Pietro Andrea Ziani (1616 in Venice – 1684 in Naples) was an Italian organist and composer. He was the uncle of Marc'Antonio Ziani. Beginning in 1669, he was the organist at St Mark's Basilica and later moved on to serve Eleonor Magdalene of Neuburg in Vienna.

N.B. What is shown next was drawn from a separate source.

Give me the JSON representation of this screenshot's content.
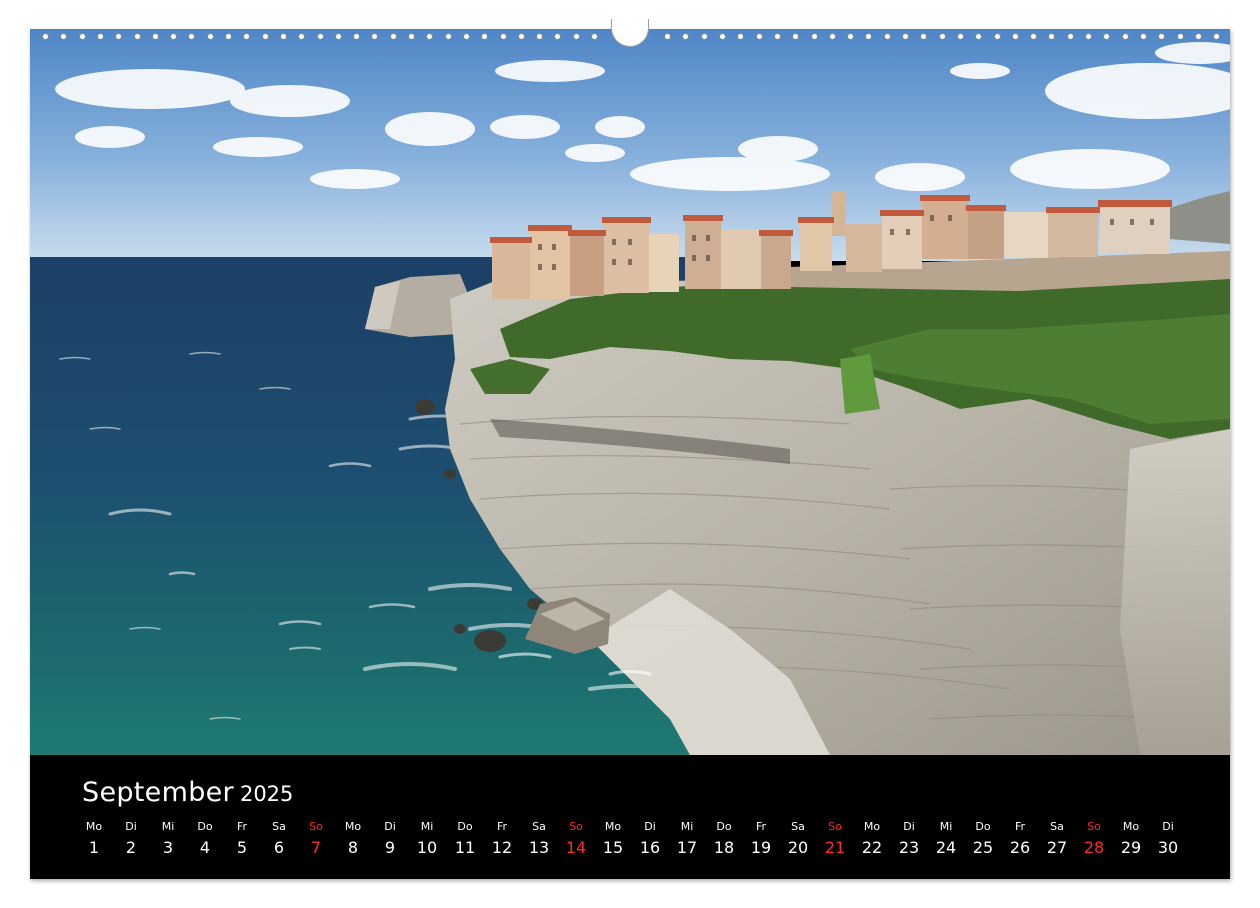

His works included "L'Assalone punito" (1667) and the operas "Eupatra" (1654-5), "Le fortune di Rodpoe e Damira" (1657), "L'inconstanza Trionfate" (1657-8), "Annibale in Capua" (1660), "Medea Placata" (1661-2), "Gli scherzi di Fortuna" (1661-2), "Le fatiche d'Ercole per Deianira (1661-2), "Amor Guerriero" (1662-3) "La ricreazione burlesca" (1663), "L'invidia conculcata della virtù, merito, virtù, merito, valore di Leopoldo imperatore" (1664), "Cloridea" (1665), "Doriclea" and "Alciade" (1665-6, not performed), "Circe" (1665), "L'Elice" (1666) and "La Galatea" (1667).

==Recordings==
- "L'Assalone punito" Il Complesso Barocco, Alan Curtis. Symphonia 2001.